Reservoirs play a vital role in water resources management by supporting irrigation, hydropower generation, urban water supply, flood mitigation, drought preparedness, and food security, particularly in monsoon-dominated regions. However, accurate forecasting of reservoir storage remains challenging due to the combined influences of climate variability and anthropogenic regulation, which limit the reliability of traditional hydrological and statistical models. In this study, we systematically evaluate four deep learning approaches Long Short-Term Memory (LSTM), Gated Recurrent Unit (GRU), Convolutional LSTM (CNN–LSTM), and the Temporal Fusion Transformer (TFT) for reservoir storage prediction across 79 major reservoirs in India.
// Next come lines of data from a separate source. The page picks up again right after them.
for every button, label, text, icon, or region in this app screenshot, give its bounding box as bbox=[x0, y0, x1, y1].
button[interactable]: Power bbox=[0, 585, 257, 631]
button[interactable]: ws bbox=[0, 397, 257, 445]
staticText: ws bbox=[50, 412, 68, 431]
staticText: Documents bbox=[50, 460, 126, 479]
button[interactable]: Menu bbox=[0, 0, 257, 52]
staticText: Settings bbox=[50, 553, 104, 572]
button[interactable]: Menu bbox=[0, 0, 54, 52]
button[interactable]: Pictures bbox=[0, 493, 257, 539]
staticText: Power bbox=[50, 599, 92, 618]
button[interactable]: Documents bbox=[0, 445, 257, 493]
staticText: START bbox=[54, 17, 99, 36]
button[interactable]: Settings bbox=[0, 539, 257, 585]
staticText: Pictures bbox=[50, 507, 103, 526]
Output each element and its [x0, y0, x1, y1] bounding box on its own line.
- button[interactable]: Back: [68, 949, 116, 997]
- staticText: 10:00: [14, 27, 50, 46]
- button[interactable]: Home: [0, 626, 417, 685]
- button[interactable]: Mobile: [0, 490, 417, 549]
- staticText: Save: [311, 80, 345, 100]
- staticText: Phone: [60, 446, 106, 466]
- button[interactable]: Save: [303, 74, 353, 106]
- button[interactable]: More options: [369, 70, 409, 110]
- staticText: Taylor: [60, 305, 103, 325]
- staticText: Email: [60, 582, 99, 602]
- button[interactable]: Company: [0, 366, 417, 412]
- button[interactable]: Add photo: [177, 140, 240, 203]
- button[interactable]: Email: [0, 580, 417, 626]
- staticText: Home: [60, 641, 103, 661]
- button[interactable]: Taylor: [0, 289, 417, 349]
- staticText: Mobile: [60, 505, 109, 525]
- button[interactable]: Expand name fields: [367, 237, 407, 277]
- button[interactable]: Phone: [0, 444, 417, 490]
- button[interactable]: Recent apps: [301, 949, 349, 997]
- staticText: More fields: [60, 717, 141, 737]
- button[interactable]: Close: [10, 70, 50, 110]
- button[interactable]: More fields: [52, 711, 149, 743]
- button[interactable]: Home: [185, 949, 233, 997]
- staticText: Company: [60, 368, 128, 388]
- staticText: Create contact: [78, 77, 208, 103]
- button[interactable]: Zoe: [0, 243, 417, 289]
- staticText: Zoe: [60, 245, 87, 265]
The models are trained using multivariate inputs that comprise historical storage, precipitation, and temperature data spanning the years 2000–2023. Our results demonstrate that the TFT consistently outperforms the recurrent and convolutional baselines, achieving testing coefficient of determination (R²) values exceeding 0.95 across most reservoirs and reducing prediction errors by approximately 20–30% relative to LSTM- and GRU-based models. Building on this superior performance, we conduct sub-seasonal to seasonal forecasts with lead times of up to three months. The TFT exhibits strong drought detection capability, with Probability of Detection values exceeding 0.8 for 1–3-month lead times. Furthermore, purely data-driven TFT forecasts outperform simulations that incorporate external precipitation and temperature forecasts from the Climate Forecast System Version 2 (CFSv2), highlighting the robustness of the learned temporal representations. Overall, this study demonstrates the potential of transformer-based deep learning models to enhance reservoir storage forecasting and early warning capabilities, offering a promising pathway for improving adaptive reservoir operations and water resources management under hydroclimatic variability.